For the game 6 hand, I probably wouldn't even keep the hand as it requires me to find a Bazaar and large dredge card to get going. This means I won't get the engine fully going until turn 3 assuming I even hit a major dredge card. Plus without a Cabal Therapy or Chalice of the Void the CS player basically has free reign over me until I can get established. So I'd personally mulligan hoping I'd hit a Bazaar + Dredge card. (When I actually that hand for kicks, I mulled into Bazaar, Golgari Thug, 4 other cards. On turn 2 I had COTV in play and I won on turn 5.)

But assuming I keep, because you do have so many draw spells and Seal, I argue though casting Imperial Seal is essentially the 'safest' and most straightforward play you can make, casting Brainstorm is better.

There are 2 main reasons I say this.
1. If the Control Slaver has Force of Will he's going to counter the Seal. The CS player knows he'll only be able to counter one or two spells before all of his counters become irrelevant. Hence Imperial Seal has a huge bullseye on it's head, since that will almost always fetch Bazaar. Casting Brainstorm shouldn't draw nearly as much fire and even if they counter, who cares then? You still have the Seal to tutor up Bazaar. If you cast Seal first and it gets FoWed, the follow up is essentially 'hope there's enough action to win' in your next 5-6 cards.

2. Brainstorm allows me to dig the deepest for Chalice of the Void or Bazaar and doesn't make me discard just yet.

If you see Chalice of the Void off Brainstorm, you get to throw it down turn 1 slowing him down and still setting up the turn 2 Seal + Study play. Yeah you don't get to throw down Bazaar on turn 2, but if you discard and dredge card off Study, you'll make up the time off Bazaar usage + draw step anyway. And if you hit Bazaar itself off the Brainstorm? So much the better. Then your turn 2 play can be tutoring for Chalice, Ancestral Recall or even Goglari Grave-Troll!

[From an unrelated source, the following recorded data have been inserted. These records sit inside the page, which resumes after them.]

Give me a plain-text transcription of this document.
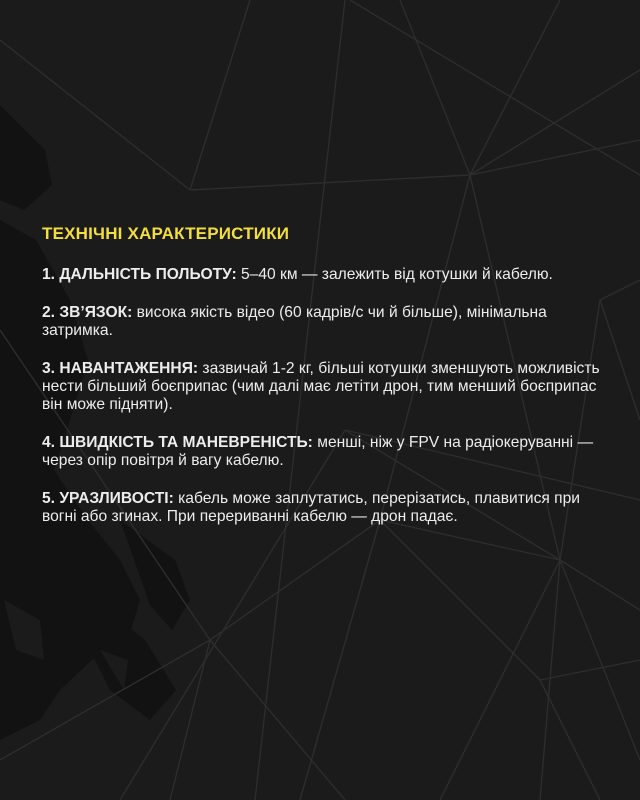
ТЕХНІЧНІ ХАРАКТЕРИСТИКИ

1. ДАЛЬНІСТЬ ПОЛЬОТУ: 5–40 км — залежить від котушки й кабелю.

2. ЗВ’ЯЗОК: висока якість відео (60 кадрів/с чи й більше), мінімальна затримка.

3. НАВАНТАЖЕННЯ: зазвичай 1-2 кг, більші котушки зменшують можливість нести більший боєприпас (чим далі має летіти дрон, тим менший боєприпас він може підняти).

4. ШВИДКІСТЬ ТА МАНЕВРЕНІСТЬ: менші, ніж у FPV на радіокеруванні — через опір повітря й вагу кабелю.

5. УРАЗЛИВОСТІ: кабель може заплутатись, перерізатись, плавитися при вогні або згинах. При перериванні кабелю — дрон падає.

Worst case you hit 3 'dead' cards. You throw them back, suck up the loss on your 2nd turn draw step and then cast Study and Seal. Sucks, but you have 10 or so cards I'd love to hit off Brainstorm without wasting the tutor, which is why my inclination is to cast that first.

Game 7 I'll write up and post/edit in later after I get some of my work done.


Game 7 is the harder one - although both of your decisions seem sound regarding whether to mulligan and whether to play Brainstorm v. Chalice, how can we know they are correct with any level of confidence?

That's the trick right?

I think the problem with Imperial Seal on turn two is that they'll likely have Drain up...

If they counter the SEal, then you won't lose a draw and your turn two Brainstorm will dig that much deeper and you'll have see another card in addition to your draw for first turn.

But you'd mulligan, would a hand of six on the draw have better tools?  Possibly.  But how can we have confidence in the intelligence of our decision?

I'm looking forward to your analysis of game 7.